2.3 : List of Common Shared Assumptions, Values, and Stories About Home

Assignment 2:3 Read at least 3 students blog short stories about ‘home’ and make a list of the common shared assumptions, values and stories that you find. Post this list on your blog.
Reading my classmates’ stories about home was a very enjoyable experience. We are such a diverse group, with a lot of great stories to tell. Each story was uniquely different from the next in the way the story was told, or in what the story was actually telling. I noticed that despite differences in where we grew up, our family structures, or our traditions and values, there are some commonalities that were shared among quite a few of us. Here’s the list of my discoveries of what our common shared assumptions, values and stories are about “home”.
1. Home is not always a place, but it can be a specific person or a few people.

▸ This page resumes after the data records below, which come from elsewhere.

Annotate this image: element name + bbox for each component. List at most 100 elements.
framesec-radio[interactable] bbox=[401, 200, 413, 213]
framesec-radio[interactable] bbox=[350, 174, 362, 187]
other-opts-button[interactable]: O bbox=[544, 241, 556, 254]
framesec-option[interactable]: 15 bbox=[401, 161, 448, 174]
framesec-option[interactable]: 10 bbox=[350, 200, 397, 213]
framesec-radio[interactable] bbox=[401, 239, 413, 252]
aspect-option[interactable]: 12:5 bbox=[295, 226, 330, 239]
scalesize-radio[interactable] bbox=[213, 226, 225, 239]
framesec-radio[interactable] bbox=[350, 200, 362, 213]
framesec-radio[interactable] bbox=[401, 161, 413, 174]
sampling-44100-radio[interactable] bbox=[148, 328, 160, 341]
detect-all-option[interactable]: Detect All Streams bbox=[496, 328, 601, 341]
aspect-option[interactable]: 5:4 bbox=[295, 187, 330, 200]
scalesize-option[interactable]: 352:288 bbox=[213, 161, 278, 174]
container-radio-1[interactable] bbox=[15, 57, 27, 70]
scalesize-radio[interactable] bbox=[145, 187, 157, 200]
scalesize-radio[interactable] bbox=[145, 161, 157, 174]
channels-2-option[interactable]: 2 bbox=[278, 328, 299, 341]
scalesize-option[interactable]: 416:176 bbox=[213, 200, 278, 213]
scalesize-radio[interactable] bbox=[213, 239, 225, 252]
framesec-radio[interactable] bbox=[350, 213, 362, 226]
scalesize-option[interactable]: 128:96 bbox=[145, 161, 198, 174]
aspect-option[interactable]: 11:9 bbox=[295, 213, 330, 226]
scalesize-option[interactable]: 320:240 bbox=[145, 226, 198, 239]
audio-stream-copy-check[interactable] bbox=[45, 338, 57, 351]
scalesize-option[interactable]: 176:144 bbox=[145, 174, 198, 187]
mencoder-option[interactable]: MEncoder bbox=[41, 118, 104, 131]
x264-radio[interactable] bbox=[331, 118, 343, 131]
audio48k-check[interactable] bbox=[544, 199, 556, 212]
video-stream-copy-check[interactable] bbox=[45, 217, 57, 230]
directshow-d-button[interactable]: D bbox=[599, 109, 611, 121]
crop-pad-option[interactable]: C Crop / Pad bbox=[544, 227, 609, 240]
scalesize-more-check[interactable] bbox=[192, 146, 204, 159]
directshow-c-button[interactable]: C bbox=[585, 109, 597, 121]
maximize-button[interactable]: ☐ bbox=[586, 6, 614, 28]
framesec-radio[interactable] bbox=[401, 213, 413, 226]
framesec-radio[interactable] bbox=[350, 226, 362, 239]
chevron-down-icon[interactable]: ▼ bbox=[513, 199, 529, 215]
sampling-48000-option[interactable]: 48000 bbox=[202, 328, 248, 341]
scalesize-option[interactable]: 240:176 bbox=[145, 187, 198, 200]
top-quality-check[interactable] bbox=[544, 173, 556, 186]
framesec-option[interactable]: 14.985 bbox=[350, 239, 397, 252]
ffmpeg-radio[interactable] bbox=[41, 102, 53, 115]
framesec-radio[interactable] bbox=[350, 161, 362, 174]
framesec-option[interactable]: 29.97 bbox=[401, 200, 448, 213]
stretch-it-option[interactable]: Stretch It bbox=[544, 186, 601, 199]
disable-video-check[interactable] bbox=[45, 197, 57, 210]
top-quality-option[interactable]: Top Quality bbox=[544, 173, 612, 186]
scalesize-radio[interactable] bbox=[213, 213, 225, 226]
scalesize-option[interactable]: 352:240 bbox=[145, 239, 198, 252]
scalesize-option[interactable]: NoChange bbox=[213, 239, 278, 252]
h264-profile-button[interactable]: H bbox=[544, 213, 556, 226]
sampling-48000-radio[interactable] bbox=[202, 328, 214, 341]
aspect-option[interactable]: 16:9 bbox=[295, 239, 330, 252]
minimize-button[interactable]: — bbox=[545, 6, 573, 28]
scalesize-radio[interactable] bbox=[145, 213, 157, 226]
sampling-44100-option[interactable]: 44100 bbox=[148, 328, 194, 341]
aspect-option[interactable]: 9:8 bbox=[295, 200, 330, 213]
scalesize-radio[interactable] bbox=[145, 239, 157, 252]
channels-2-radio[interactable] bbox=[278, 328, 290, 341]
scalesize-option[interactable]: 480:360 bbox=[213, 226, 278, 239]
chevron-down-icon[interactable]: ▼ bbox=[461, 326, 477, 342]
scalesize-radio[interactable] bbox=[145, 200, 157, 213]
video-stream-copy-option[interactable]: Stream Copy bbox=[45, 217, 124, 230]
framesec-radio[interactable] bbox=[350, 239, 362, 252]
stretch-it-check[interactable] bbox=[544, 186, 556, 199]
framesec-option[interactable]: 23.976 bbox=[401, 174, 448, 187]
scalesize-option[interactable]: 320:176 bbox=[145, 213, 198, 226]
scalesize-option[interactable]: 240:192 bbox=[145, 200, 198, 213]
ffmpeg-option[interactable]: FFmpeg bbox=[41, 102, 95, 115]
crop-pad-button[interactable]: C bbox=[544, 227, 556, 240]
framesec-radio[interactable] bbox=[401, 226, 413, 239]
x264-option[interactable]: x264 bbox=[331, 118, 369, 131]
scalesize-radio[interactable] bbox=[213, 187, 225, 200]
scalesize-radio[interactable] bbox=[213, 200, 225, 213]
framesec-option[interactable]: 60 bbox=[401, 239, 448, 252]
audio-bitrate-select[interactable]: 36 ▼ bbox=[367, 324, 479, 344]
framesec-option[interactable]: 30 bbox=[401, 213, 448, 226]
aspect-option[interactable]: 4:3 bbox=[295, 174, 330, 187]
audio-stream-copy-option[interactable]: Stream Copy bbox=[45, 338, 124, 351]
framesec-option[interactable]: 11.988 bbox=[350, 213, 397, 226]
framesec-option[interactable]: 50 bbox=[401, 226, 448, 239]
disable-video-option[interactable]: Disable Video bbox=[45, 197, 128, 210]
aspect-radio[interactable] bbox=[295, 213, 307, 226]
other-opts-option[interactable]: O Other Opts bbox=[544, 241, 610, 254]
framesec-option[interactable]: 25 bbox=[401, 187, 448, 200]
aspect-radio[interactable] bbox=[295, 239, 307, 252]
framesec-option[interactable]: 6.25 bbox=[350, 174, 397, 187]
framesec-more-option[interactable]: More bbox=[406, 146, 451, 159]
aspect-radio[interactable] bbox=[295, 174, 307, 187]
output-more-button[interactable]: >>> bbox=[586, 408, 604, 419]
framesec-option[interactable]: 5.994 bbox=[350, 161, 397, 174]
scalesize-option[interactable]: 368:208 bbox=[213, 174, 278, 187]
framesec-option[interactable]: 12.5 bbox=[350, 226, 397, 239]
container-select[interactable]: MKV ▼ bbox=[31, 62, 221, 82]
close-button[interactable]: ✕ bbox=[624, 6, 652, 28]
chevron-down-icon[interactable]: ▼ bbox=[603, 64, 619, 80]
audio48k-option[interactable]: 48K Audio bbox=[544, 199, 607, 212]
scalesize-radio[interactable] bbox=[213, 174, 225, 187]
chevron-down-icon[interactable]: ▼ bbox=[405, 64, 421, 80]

The word home generally has positive connotations because it is associated with what makes us feel safe, and gives us a sense of belonging. However even before reading my classmates’ stories I knew that home isn’t always a safe place where we can grow and thrive. This prompted me to think that home doesn’t always necessarily have to be a place, sometimes its people who give us this sense of comfort, safety, and belonging that we expect home to give. Heather’s story about how she finds a home through her close relationship with her brother was very touching. Her perspective on feeling alienated in the land that she lives on, and how its a person she connects a sense of home to is something that I noticed among a few other blogs as a similarity. Like Christy, who says that home is where “my parents, husband, and plush toys are”. Home is not always land, or a house, or a specific place, but its a person, or a family.

2. On the flip side, sometimes home is a certain place!

Danica’s story about her home in Prince Rupert, and Deepak’s story of his home in New Westminster really made me think that home can be associated with a city, or a house, or a familiar park in the neighborhood. Reading both stories I noticed that the sense of home as a place was also linked to other things like childhood memories and spending time with family.

3. Language has an impact on how we feel at home in a place.

This connection was one that I made between my own experiences and Claudia’s story about how language and labels were tied up in her sense of belonging in Canada. Spending my childhood in Quebec and then moving to British Columbia at the age of 11, I can relate to the struggle of living as an “anglophone” in Quebec, and then experiencing some alienation as being an “Easterner” in Western Canada. When I lived in Quebec, my French was not great, as I explained in my previous post, and that deeply affected my sense of belonging, and not feeling like Quebec was my home. Language barriers can be a scary thing that make us feel vulnerable and like we don’t belong. I think its awesome that Claudia has been working with immigrants for the past 18 years as an ESL teacher to help people feel like they can find a home in Canada.